For each component, the meta-data property tapestry.persistence-strategy is checked. This can be specified using the Meta annotation.
If the value is non-blank, then that strategy is used. This allows a component to control the persistence strategy used inside any sub-components (that don't explicitly use a different strategy).
In any case, if no component provides the meta data, then the ultimate default, "session", is used.
If you reach a point where you know that all data for a page can be discarded, you can do exactly that.
The method discardPersistentFieldChanges() of ComponentResources will discard all persistent fields for the page, regardless of which strategy is used to store the property. This will not affect the page in memory, but takes effect for subsequent requests.

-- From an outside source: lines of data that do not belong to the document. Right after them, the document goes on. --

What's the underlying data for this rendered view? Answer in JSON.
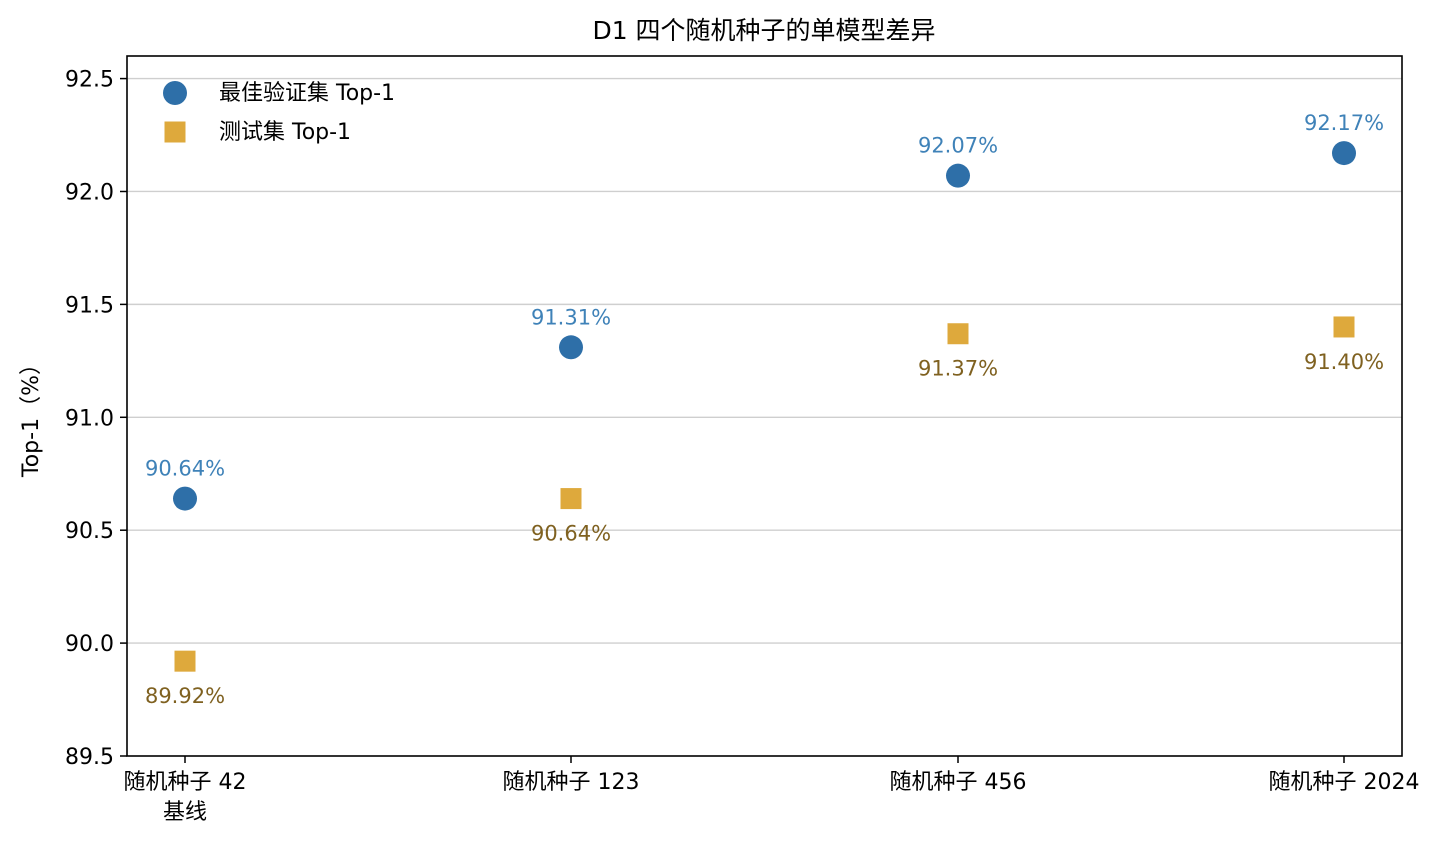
{
  "chart_data": {
    "type": "scatter",
    "title": "D1 四个随机种子的单模型差异",
    "ylabel": "Top-1（%）",
    "xlabel": "",
    "ylim": [
      89.5,
      92.6
    ],
    "yticks": [
      "89.5",
      "90.0",
      "90.5",
      "91.0",
      "91.5",
      "92.0",
      "92.5"
    ],
    "ytick_values": [
      89.5,
      90.0,
      90.5,
      91.0,
      91.5,
      92.0,
      92.5
    ],
    "grid": "horizontal",
    "legend_position": "top-left",
    "categories": [
      [
        "随机种子 42",
        "基线"
      ],
      [
        "随机种子 123"
      ],
      [
        "随机种子 456"
      ],
      [
        "随机种子 2024"
      ]
    ],
    "series": [
      {
        "name": "最佳验证集 Top-1",
        "marker": "circle",
        "color": "#2e6fa8",
        "label_color": "#3f82b8",
        "label_position": "above",
        "values": [
          90.64,
          91.31,
          92.07,
          92.17
        ],
        "labels": [
          "90.64%",
          "91.31%",
          "92.07%",
          "92.17%"
        ]
      },
      {
        "name": "测试集 Top-1",
        "marker": "square",
        "color": "#dea93c",
        "label_color": "#7f6120",
        "label_position": "below",
        "values": [
          89.92,
          90.64,
          91.37,
          91.4
        ],
        "labels": [
          "89.92%",
          "90.64%",
          "91.37%",
          "91.40%"
        ]
      }
    ]
  }
}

The Servlet API was designed with the intention that there would be only a modest amount of server-side state, and that the stored values would be individual numbers and strings, and thus, immutable.
Many web frameworks do not use the HttpSession this way, and store large and mutable objects in the session.
This is not an issue for single servers, but in a cluster, anything stored in the session must be serialized to a bytestream and distributed to other servers within the cluster, and restored there.
Most application servers perform the serialization and distribution as part of HttpSession.setAttribute().